6100 sayılı HMK’nun 4/1-a maddesi ile “Kiralanan taşınmazların, 9/6/1932 tarihli ve 2004 sayılı İcra ve İflas Kanununa göre ilamsız icra yoluyla tahliyesine ilişkin hükümler ayrık olmak üzere, kira ilişkisinden doğan alacak davaları da dahil olmak üzere tüm uyuşmazlıkları konu alan davalar ile bu davalara karşı açılan davaların Sulh Hukuk Mahkemesinde görüleceği” hüküm altına alınmıştır.
Somut olayda, davacı ile davalı arasındaki ilişkinin kira ilişkisi olduğu tespit edilmiş olup 6100 sayılı HMK’nun Sulh Hukuk Mahkemesinin görevini düzenleyen 4/1-a maddesi tüm kira ilişkilerini kapsayan yasal düzenleme niteliğini taşıdığından davacı ile davalı şirket arasındaki kira sözleşmesi nedeniyle 6100 sayılı HMK’nun yürürlüğe girmesinden sonra açılan itirazın iptali davasının Sulh Hukuk Mahkemesinde görülüp sonuçlandırılması gerekmektedir.
Göreve ilişkin usul kuralları HMK’nun 114/1-c maddesi uyarınca dava şartıdır.

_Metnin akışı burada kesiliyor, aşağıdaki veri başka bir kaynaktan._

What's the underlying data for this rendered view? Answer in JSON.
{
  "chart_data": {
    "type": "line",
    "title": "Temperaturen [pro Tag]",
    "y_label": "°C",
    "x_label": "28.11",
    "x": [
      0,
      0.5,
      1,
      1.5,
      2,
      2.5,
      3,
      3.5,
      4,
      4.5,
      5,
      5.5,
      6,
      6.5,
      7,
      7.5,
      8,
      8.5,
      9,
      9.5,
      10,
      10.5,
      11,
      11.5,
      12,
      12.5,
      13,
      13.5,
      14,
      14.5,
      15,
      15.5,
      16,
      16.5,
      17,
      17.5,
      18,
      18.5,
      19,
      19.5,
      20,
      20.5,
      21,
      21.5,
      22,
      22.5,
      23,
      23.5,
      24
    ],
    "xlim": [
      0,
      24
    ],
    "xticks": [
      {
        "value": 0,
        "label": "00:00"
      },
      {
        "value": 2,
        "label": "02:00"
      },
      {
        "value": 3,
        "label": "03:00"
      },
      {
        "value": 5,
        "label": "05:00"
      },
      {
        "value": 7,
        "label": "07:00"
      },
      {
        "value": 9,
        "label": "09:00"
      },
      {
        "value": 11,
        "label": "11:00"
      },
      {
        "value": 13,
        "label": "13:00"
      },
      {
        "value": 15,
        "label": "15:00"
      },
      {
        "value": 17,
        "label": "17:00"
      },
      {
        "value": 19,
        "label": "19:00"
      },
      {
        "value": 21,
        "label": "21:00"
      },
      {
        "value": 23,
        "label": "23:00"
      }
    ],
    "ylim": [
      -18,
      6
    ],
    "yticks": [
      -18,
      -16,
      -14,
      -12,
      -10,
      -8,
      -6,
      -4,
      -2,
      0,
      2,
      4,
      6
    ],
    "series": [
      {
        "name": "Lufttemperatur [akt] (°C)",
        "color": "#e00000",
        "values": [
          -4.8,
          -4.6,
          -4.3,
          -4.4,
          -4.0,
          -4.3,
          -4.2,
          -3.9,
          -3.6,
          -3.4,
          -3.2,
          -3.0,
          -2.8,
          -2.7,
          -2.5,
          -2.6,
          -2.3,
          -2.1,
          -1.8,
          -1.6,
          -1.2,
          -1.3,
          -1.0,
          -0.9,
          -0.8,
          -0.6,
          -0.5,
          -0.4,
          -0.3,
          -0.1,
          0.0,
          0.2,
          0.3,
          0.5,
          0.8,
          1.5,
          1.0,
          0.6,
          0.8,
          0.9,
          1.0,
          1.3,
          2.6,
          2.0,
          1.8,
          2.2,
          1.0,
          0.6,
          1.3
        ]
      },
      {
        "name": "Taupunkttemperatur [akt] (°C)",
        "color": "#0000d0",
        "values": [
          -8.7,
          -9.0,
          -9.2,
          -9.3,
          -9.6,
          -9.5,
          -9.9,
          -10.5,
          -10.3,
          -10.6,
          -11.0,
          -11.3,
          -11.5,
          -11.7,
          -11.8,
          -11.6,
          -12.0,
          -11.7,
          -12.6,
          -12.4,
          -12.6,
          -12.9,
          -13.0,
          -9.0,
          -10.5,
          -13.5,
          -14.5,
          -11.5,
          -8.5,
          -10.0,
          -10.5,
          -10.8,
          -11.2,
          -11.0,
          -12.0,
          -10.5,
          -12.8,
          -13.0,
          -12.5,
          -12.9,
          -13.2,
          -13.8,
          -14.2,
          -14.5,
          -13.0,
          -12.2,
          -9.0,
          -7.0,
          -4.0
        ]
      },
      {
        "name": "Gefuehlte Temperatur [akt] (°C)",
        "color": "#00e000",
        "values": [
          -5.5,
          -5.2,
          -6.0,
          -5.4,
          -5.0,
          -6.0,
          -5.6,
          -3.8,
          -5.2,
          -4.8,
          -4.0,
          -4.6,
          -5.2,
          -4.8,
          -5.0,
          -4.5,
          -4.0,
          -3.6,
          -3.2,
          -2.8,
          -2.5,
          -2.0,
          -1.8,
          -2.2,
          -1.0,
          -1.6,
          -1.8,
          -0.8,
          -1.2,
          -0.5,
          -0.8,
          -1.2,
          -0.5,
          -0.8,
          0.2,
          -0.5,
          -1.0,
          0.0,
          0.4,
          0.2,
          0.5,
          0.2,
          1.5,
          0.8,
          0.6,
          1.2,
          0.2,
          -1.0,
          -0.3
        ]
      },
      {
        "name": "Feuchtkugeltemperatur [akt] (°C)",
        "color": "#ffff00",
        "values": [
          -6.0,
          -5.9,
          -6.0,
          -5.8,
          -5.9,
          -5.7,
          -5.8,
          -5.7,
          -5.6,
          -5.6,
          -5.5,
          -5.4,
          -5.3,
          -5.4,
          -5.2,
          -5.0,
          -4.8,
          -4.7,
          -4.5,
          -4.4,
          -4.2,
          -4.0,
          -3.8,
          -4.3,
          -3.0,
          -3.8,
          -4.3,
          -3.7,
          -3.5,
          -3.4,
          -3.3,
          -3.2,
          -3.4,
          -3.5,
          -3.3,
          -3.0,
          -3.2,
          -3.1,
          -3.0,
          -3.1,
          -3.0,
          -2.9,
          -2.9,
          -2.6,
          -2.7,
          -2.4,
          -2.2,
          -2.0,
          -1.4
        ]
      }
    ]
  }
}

Dava şartları kamu düzeninden olup kamu düzenine ilişkin hususlarda resen dikkate alınacak hususlardan olup duruşmasız olarak yapılan ön incelemede, HMK’nun 115/2. maddesi gereğince dava şartı yokluğundan davanın usulden reddine karar verilmesi gerektiğinden aşağıdaki hüküm oluşturulmuştur.
HÜKÜM: Yukarıda açıklanan nedenlerle;
1-Davanın 6100 Sayılı HMK’nun 114. Ve 115. maddeleri uyarınca USULDEN REDDİNE,
2-Mahkememizin GÖREVSİZLİĞİNE, görevli Mahkemenin Bakırköy Nöbetçi Sulh Hukuk Mahkemesi olduğuna,
3-6100 Sayılı HMK nun 20. maddesine göre kararın kesinleşmesinden itibaren iki haftalık süre içinde müracaat halinde dosyanın yetkili ve görevli Bakırköy Nöbetçi Sulh Hukuk Mahkemesine gönderilmesine,aksi halde aynı madde gereğince DAVANIN AÇILMAMIŞ SAYILMASINA KARAR VERİLMESİNE,
4-6100 Sayılı HMK 331/2 maddesi gereği harç ve yargılama giderinin görevli mahkemece nazara alınmasına,
Dair, gerekçeli kararın tebliğinden itibaren 2 haftalık süre içerisinde İstanbul Bölge Adliye Mahkemesi’nde istinaf yasa yolu açık olmak üzere tarafların yokluklarında, dosya üzerinde yapılan inceleme sonucunda oy birliğiyle karar verildi.15/03/2023

Başkan …
e-imzalıdır.
Üye …
e-imzalıdır.
Üye …
e-imzalıdır.
Katip …
e-imzalıdır.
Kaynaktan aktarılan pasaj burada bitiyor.